Panasonic Lumix DMC-G3 Review
The Lumix DMC-G3 is the most well-rounded Panasonic compact system camera to date, offering a great mix of cutting-edge features, improved image quality, intuitive and customisable handling, and a very competitive price. It's also a genuine contender to the likes of the Nikon D5100 and Canon EOS 600D, not quite matching them in terms of image quality but certainly giving them a run for their money in most other departments, all wrapped up in a tiny, lightweight body that's remarkably comparable in size to the company's GF1 model (which didn't have a built-in viewfinder or fold-out LCD screen).
The new 15.8 megapixel Live MOS sensor achieves the very neat trick of increasing the resolution and improving the image quality at the same time, in particular moving things on in the ISO stakes, with noise not rearing its ugly head until ISO 1600. Recent DSLR users probably won't be impressed by this feat, but in the world of Micro Four Thirds it's a big advancement. Coupled with its sheer portability and all-round feature-set, this makes the G3 a great carry-everywhere camera, and also a very discrete one to boot.
The touch-sensitive screen helps to deliver all the convenience and more of a compact camera shooting experience in a DSLR-like package that is smaller and lighter than all current DSLRs. Panasonic have wisely ensured that only certain key features can be configured by tapping the screen, rather than simply making everything accessible in this way, creating a hybrid interface that genuinely speeds up the camera's operation. You don't have to use the touchscreen at all, but you'd be mad not to.

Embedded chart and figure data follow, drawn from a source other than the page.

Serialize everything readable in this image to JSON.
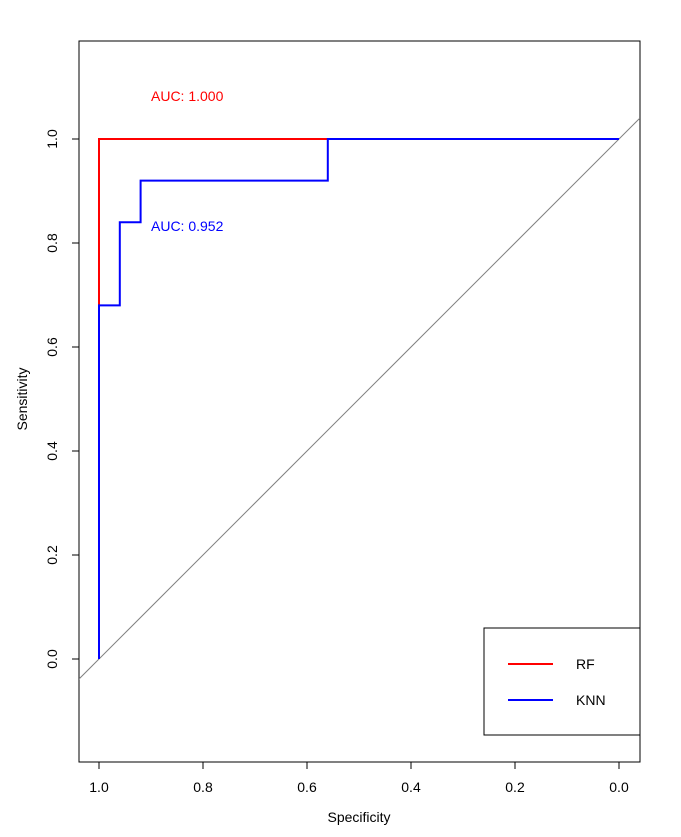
{
  "chart_data": {
    "type": "line",
    "xlabel": "Specificity",
    "ylabel": "Sensitivity",
    "x_reversed": true,
    "xlim": [
      1.0,
      0.0
    ],
    "ylim": [
      0.0,
      1.0
    ],
    "x_ticks": [
      "1.0",
      "0.8",
      "0.6",
      "0.4",
      "0.2",
      "0.0"
    ],
    "y_ticks": [
      "0.0",
      "0.2",
      "0.4",
      "0.6",
      "0.8",
      "1.0"
    ],
    "grid": false,
    "legend_position": "bottom-right",
    "reference_line": "diagonal",
    "series": [
      {
        "name": "RF",
        "color": "#ff0000",
        "auc_label": "AUC: 1.000",
        "points": [
          {
            "x": 1.0,
            "y": 0.0
          },
          {
            "x": 1.0,
            "y": 1.0
          },
          {
            "x": 0.0,
            "y": 1.0
          }
        ]
      },
      {
        "name": "KNN",
        "color": "#0000ff",
        "auc_label": "AUC: 0.952",
        "points": [
          {
            "x": 1.0,
            "y": 0.0
          },
          {
            "x": 1.0,
            "y": 0.68
          },
          {
            "x": 0.96,
            "y": 0.68
          },
          {
            "x": 0.96,
            "y": 0.84
          },
          {
            "x": 0.92,
            "y": 0.84
          },
          {
            "x": 0.92,
            "y": 0.92
          },
          {
            "x": 0.56,
            "y": 0.92
          },
          {
            "x": 0.56,
            "y": 1.0
          },
          {
            "x": 0.0,
            "y": 1.0
          }
        ]
      }
    ]
  }
}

The free-angle, rotating LCD and high-resolution electronic view-finder of the original G1 may sound like old-hat, but they've just shown how ahead of the game Panasonic actually were, not looking out of place even in 2011.
Completing the G3's impressive bag of tricks are the super-fast auto-focusing system, with times of under 0.2 seconds with the standard kit lens and even reaching 0.1 seconds with certain lenses, and the improved 1080/50i Full HD video mode (only bettered by the GH2), complete with stereo sound. The 4 frames per second burst shooting is respectable enough, while the new Photo Style and Creative Control filters add a certain artistic flair to the G3. There are a few things that we don't like about the G3, mainly concerning the reduced number of external controls and the lack of the G2's useful eye-sensor for seamlessly switching between the EVF and LCD screen. Born out of the neccessity of shrinking the body, this has resulted in a simpler, more compact-like interface with more reliance on shared controls. Thankfully there are numerous ways in which the camera can be customised, so you should be able to find a way to make it work for you.
All of this comes at a price - remarkably a cheap one. £549 body only or £629.99 with the 14-42mm kit lens for such an accomplished camera is great value in anyone's book. For us, the new G3 offers the best balance between the even tinier GF2, the slightly better handling G2, and the videographer-friendly GH2, adding the best still image quality of all G-series cameras, and it's also a cheaper and for many users simply a better alternative to a full-fledged DSLR. Essential!